As the capital city of the richest of the colonies, Williamsburg was the location of a number of significant events in Colonial America, including the fiery debates in the Virginia House of Burgesses that led up to the Revolution. Also, the College of William and Mary was established in 1693, the second-oldest university in America, whose famed alumni include Thomas Jefferson, James Monroe, John Marshall, and Henry Clay.

It was during the Revolutionary War that the capital was moved fifty miles inland to Richmond in 1780 because it was less vulnerable to British attack, and Williamsburg began a long slow decline.


But first it would host the camps of George Washington and French General Rochambeau as they prepared to lay siege to British General Cornwallis at Yorktown in 1781. Cornwallis had been directed to build a fortified port after a disastrous southern campaign in the Carolinas, but found himself bottled up instead when a French fleet scored a rare victory over the British to control the Chesapeake Bay.
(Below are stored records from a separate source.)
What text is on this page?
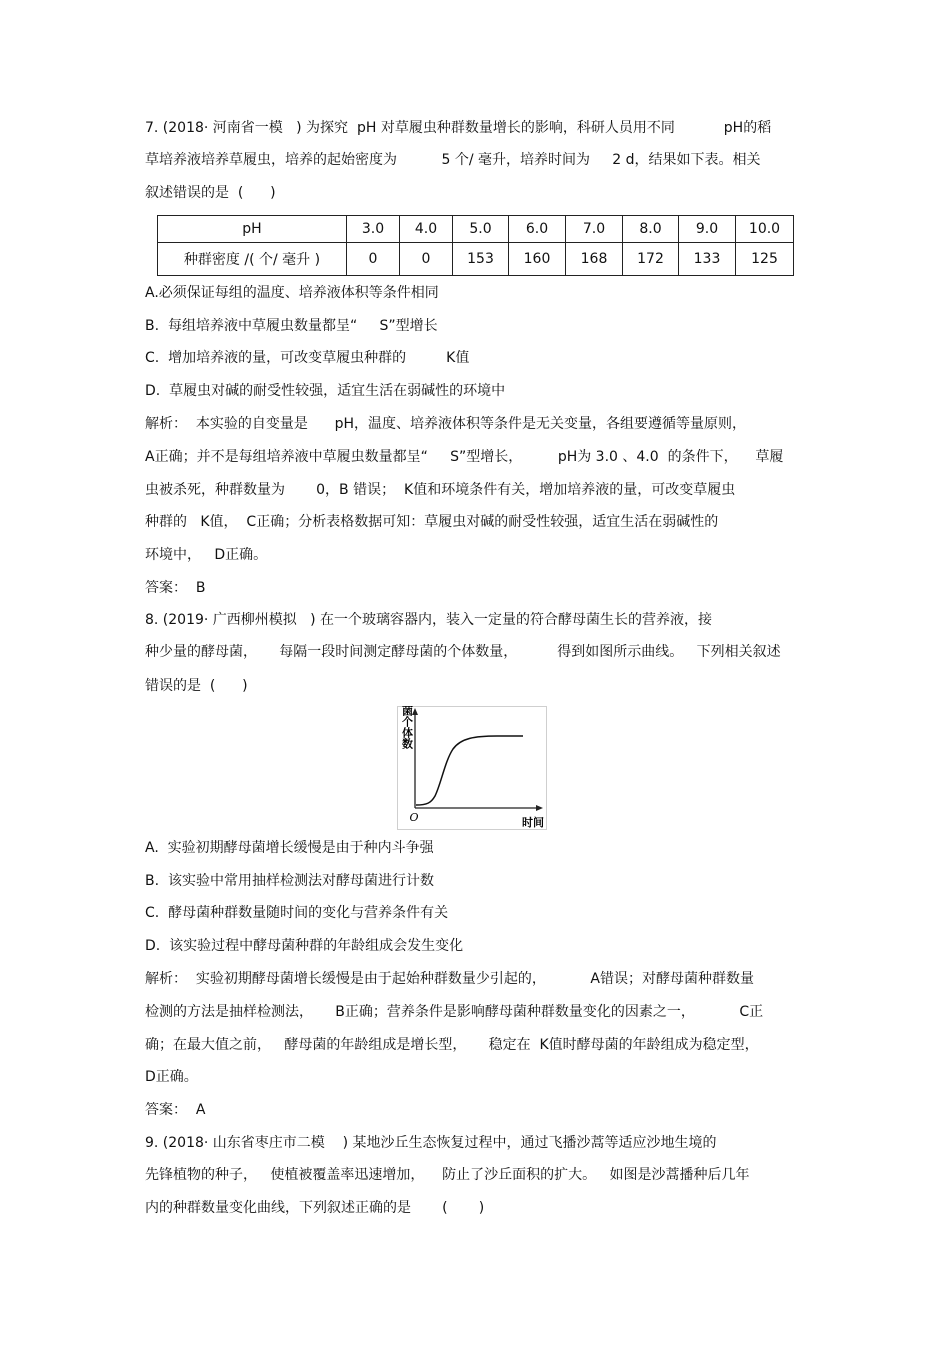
7. (2018· 河南省一模   ) 为探究  pH 对草履虫种群数量增长的影响，科研人员用不同           pH的稻
草培养液培养草履虫，培养的起始密度为          5 个/ 毫升，培养时间为     2 d，结果如下表。相关
叙述错误的是  (      )
pH	3.0	4.0	5.0	6.0	7.0	8.0	9.0	10.0
种群密度 /( 个/ 毫升 )	0	0	153	160	168	172	133	125
A.必须保证每组的温度、培养液体积等条件相同
B.  每组培养液中草履虫数量都呈“     S”型增长
C.  增加培养液的量，可改变草履虫种群的         K值
D.  草履虫对碱的耐受性较强，适宜生活在弱碱性的环境中
解析：  本实验的自变量是      pH，温度、培养液体积等条件是无关变量，各组要遵循等量原则，
A正确；并不是每组培养液中草履虫数量都呈“     S”型增长，        pH为 3.0 、4.0  的条件下，    草履
虫被杀死，种群数量为       0，B 错误；  K值和环境条件有关，增加培养液的量，可改变草履虫
种群的   K值，  C正确；分析表格数据可知：草履虫对碱的耐受性较强，适宜生活在弱碱性的
环境中，   D正确。
答案：  B
8. (2019· 广西柳州模拟   ) 在一个玻璃容器内，装入一定量的符合酵母菌生长的营养液，接
种少量的酵母菌，     每隔一段时间测定酵母菌的个体数量，         得到如图所示曲线。   下列相关叙述
错误的是  (      )
O	时间
酵母菌个体数
A.  实验初期酵母菌增长缓慢是由于种内斗争强
B.  该实验中常用抽样检测法对酵母菌进行计数
C.  酵母菌种群数量随时间的变化与营养条件有关
D.  该实验过程中酵母菌种群的年龄组成会发生变化
解析：  实验初期酵母菌增长缓慢是由于起始种群数量少引起的，          A错误；对酵母菌种群数量
检测的方法是抽样检测法，     B正确；营养条件是影响酵母菌种群数量变化的因素之一，          C正
确；在最大值之前，   酵母菌的年龄组成是增长型，     稳定在  K值时酵母菌的年龄组成为稳定型，
D正确。
答案：  A
9. (2018· 山东省枣庄市二模    ) 某地沙丘生态恢复过程中，通过飞播沙蒿等适应沙地生境的
先锋植物的种子，   使植被覆盖率迅速增加，    防止了沙丘面积的扩大。   如图是沙蒿播种后几年
内的种群数量变化曲线，下列叙述正确的是       (       )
When Cornwallis surrendered his 7,000 men on October 19th the war was effectively over.

Touring the Area
Colonial Williamsburg, restored in large part due to generous contributions from John D. Rockefeller, Jr. in the 1920's and 1930's, is the most picturesque and interesting of the three locations. The central part of town is closed to vehicular traffic and populated by re-enactors and living historians. Several buildings including the statehouse were rebuilt from the bare ground.


Though this might smack of crass modern commercialization, it actually creates a very engaging experience. The history of the buildings comes alive as the actors portray events and people of the period, and many of the historians are passionately interested in recreating authentic Colonial life (and imparting that knowledge to visitors).
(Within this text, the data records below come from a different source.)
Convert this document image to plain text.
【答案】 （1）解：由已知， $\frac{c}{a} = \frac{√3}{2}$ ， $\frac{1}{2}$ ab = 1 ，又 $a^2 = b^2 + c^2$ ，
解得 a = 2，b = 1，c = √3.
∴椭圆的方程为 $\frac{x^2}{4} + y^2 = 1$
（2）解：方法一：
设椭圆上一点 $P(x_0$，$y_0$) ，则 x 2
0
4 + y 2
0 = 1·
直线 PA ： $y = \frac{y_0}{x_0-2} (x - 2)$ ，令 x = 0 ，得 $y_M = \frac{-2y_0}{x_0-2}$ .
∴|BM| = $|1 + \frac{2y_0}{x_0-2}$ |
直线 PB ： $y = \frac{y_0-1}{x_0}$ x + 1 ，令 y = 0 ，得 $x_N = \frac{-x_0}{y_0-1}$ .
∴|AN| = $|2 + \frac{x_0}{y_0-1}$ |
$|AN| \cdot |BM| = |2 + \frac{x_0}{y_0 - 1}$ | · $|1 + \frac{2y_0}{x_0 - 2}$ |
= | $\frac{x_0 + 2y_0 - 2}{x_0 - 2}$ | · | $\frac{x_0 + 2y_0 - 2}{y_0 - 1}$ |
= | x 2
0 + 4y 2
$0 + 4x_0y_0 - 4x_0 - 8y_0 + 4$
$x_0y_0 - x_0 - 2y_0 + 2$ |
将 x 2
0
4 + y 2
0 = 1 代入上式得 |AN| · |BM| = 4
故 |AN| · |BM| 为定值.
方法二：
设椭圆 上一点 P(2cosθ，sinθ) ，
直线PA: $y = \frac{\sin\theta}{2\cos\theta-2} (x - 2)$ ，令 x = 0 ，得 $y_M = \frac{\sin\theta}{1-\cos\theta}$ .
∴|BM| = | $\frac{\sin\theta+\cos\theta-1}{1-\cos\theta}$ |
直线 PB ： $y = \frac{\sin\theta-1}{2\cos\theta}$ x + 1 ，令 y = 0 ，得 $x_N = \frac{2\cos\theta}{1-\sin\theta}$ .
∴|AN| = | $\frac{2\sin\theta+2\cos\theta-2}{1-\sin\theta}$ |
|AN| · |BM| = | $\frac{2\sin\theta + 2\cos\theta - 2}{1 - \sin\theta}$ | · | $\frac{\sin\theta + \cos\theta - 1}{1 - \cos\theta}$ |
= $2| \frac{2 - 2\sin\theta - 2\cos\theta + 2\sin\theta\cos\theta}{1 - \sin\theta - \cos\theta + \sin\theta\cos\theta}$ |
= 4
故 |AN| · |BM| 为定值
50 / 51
The state of Virginia has created similar centers at Jamestown and Yorktown, but they are smaller (especially Yorktown) and have far less elaborate shows. These centers sit next to the historic sites which are managed by the federal park service.

The Final Word
I learned a lot over the course of two days. I would recommend that visitors focus upon Colonial Williamsburg, especially if the weather is good, spending at least a full day there and watching the outdoor street theater in the afternoon. Buses make a continual loop through the area.

The College of William and Mary is also still a functioning campus sitting immediately to the west of the Williamsburg Historic Area, and you can stroll its grounds.
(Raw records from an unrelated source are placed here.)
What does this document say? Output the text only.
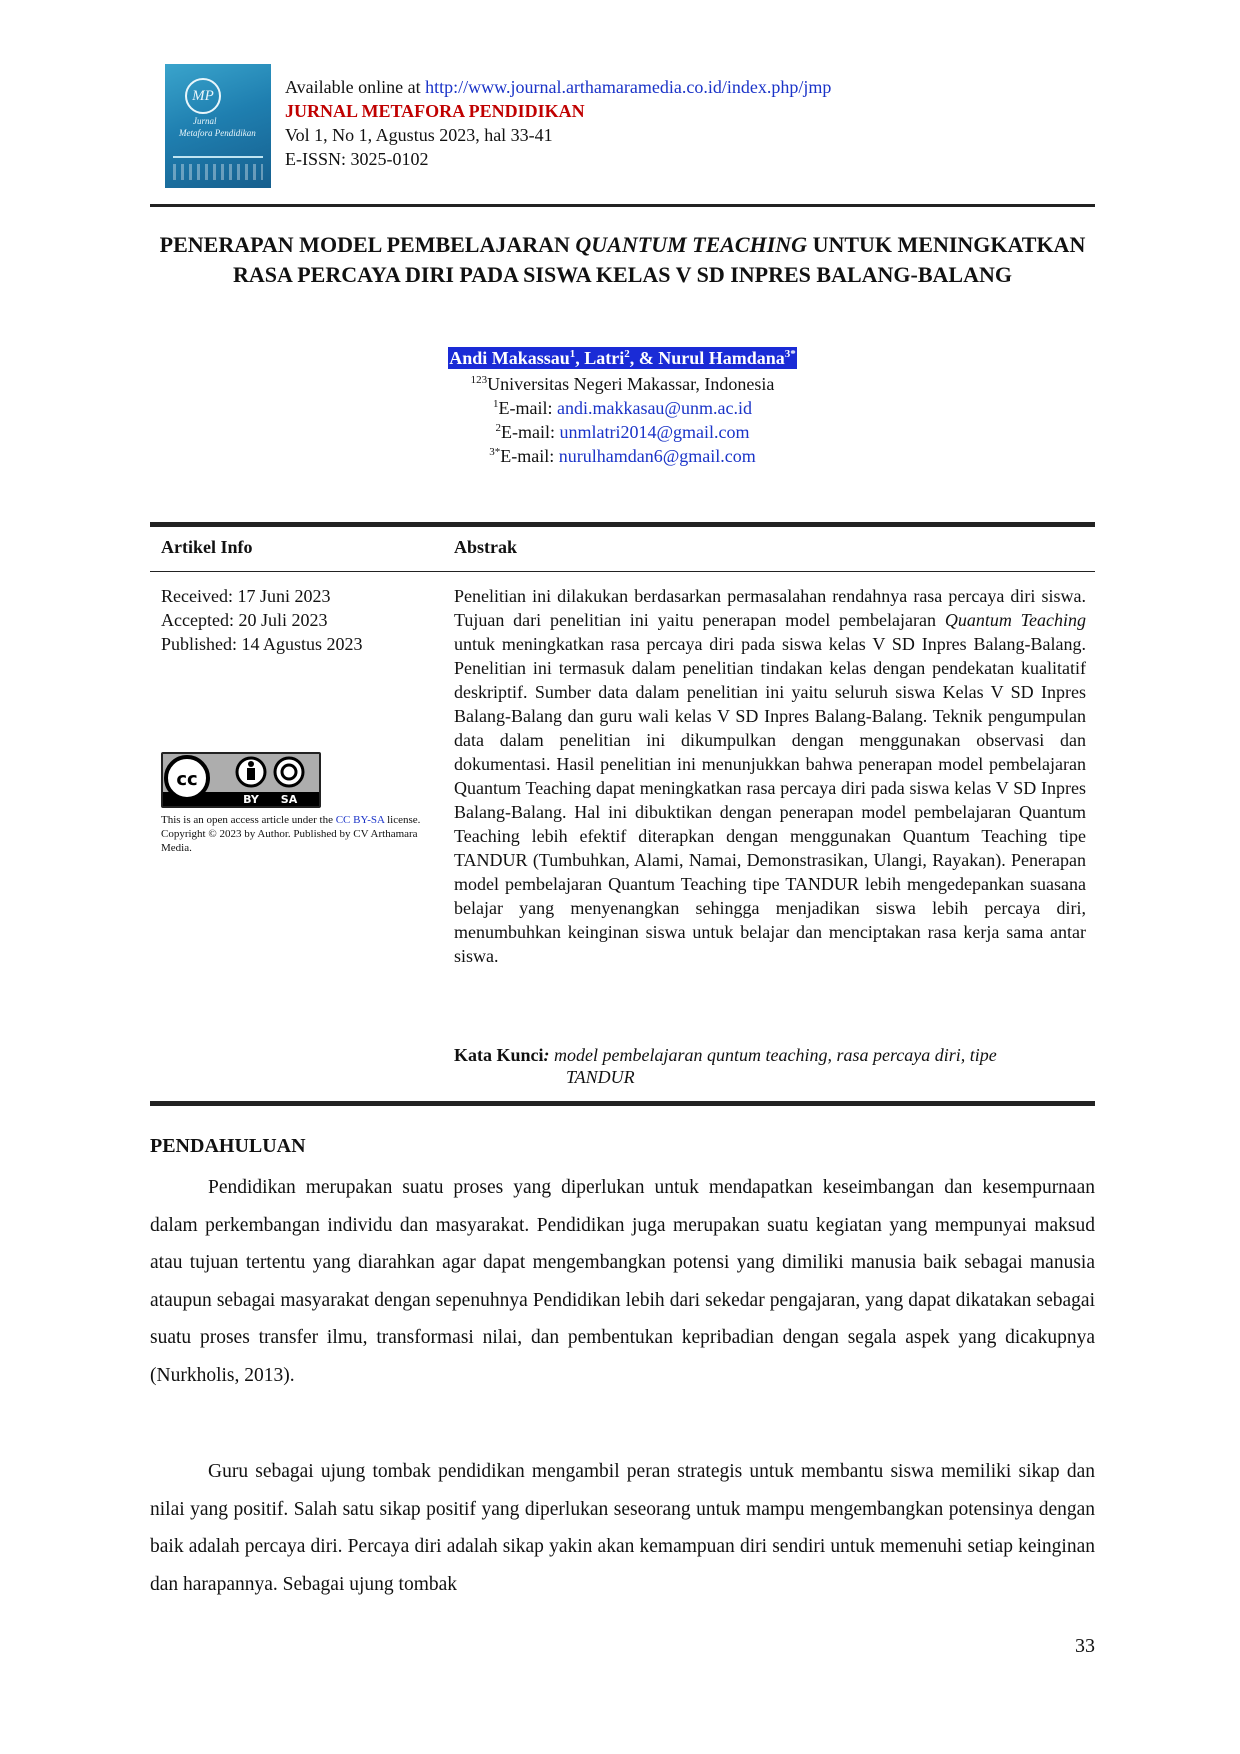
MP
Jurnal
Metafora Pendidikan
Available online at http://www.journal.arthamaramedia.co.id/index.php/jmp
JURNAL METAFORA PENDIDIKAN
Vol 1, No 1, Agustus 2023, hal 33-41
E-ISSN: 3025-0102
PENERAPAN MODEL PEMBELAJARAN QUANTUM TEACHING UNTUK MENINGKATKAN RASA PERCAYA DIRI PADA SISWA KELAS V SD INPRES BALANG-BALANG
Andi Makassau$^1$, Latri$^2$, & Nurul Hamdana$^{3*}$
$^{123}$Universitas Negeri Makassar, Indonesia
$^1$E-mail: andi.makkasau@unm.ac.id
$^2$E-mail: unmlatri2014@gmail.com
$^{3*}$E-mail: nurulhamdan6@gmail.com
Artikel Info	Abstrak
Received: 17 Juni 2023
Accepted: 20 Juli 2023
Published: 14 Agustus 2023
cc
BY SA
This is an open access article under the CC BY-SA license. Copyright © 2023 by Author. Published by CV Arthamara Media.
Penelitian ini dilakukan berdasarkan permasalahan rendahnya rasa percaya diri siswa. Tujuan dari penelitian ini yaitu penerapan model pembelajaran Quantum Teaching untuk meningkatkan rasa percaya diri pada siswa kelas V SD Inpres Balang-Balang. Penelitian ini termasuk dalam penelitian tindakan kelas dengan pendekatan kualitatif deskriptif. Sumber data dalam penelitian ini yaitu seluruh siswa Kelas V SD Inpres Balang-Balang dan guru wali kelas V SD Inpres Balang-Balang. Teknik pengumpulan data dalam penelitian ini dikumpulkan dengan menggunakan observasi dan dokumentasi. Hasil penelitian ini menunjukkan bahwa penerapan model pembelajaran Quantum Teaching dapat meningkatkan rasa percaya diri pada siswa kelas V SD Inpres Balang-Balang. Hal ini dibuktikan dengan penerapan model pembelajaran Quantum Teaching lebih efektif diterapkan dengan menggunakan Quantum Teaching tipe TANDUR (Tumbuhkan, Alami, Namai, Demonstrasikan, Ulangi, Rayakan). Penerapan model pembelajaran Quantum Teaching tipe TANDUR lebih mengedepankan suasana belajar yang menyenangkan sehingga menjadikan siswa lebih percaya diri, menumbuhkan keinginan siswa untuk belajar dan menciptakan rasa kerja sama antar siswa.
Kata Kunci: model pembelajaran quntum teaching, rasa percaya diri, tipe
TANDUR
PENDAHULUAN
Pendidikan merupakan suatu proses yang diperlukan untuk mendapatkan keseimbangan dan kesempurnaan dalam perkembangan individu dan masyarakat. Pendidikan juga merupakan suatu kegiatan yang mempunyai maksud atau tujuan tertentu yang diarahkan agar dapat mengembangkan potensi yang dimiliki manusia baik sebagai manusia ataupun sebagai masyarakat dengan sepenuhnya Pendidikan lebih dari sekedar pengajaran, yang dapat dikatakan sebagai suatu proses transfer ilmu, transformasi nilai, dan pembentukan kepribadian dengan segala aspek yang dicakupnya (Nurkholis, 2013).
Guru sebagai ujung tombak pendidikan mengambil peran strategis untuk membantu siswa memiliki sikap dan nilai yang positif. Salah satu sikap positif yang diperlukan seseorang untuk mampu mengembangkan potensinya dengan baik adalah percaya diri. Percaya diri adalah sikap yakin akan kemampuan diri sendiri untuk memenuhi setiap keinginan dan harapannya. Sebagai ujung tombak
33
Jamestowne Settlement and Yorktown Victory Center are worth half a day each and are about 20-30 minutes by car. There are free buses as well. If you have the time, you may want to visit the actual Yorktown battlefield and take a ranger-led tour, or walk through the picturesque Yorktown landing at night.

Getting There
Situated on a narrow peninsula, there are only two ways to get to Williamsburg. You can come from the direction of Richmond and travel southeast down the peninsula, or you can start from the other end by Norfolk, either coming up from North Carolina or down the Maryland Eastern Shore. I had planned to tour Norfolk as well but didn't realize it was about 45 minutes away.

I unfortunately also got caught in Friday afternoon traffic leaving the Washington, DC area, as I wasn't able to leave work before lunchtime. Though DC and Richmond are only 100 miles apart, if the Union Army had been fighting weekend traffic heading south on I-95 in addition to the Confederates, the Civil War would still be ongoing. What should have been a 3-4 hour journey to Williamsburg from Baltimore turned into an ordeal more than 6 hours long.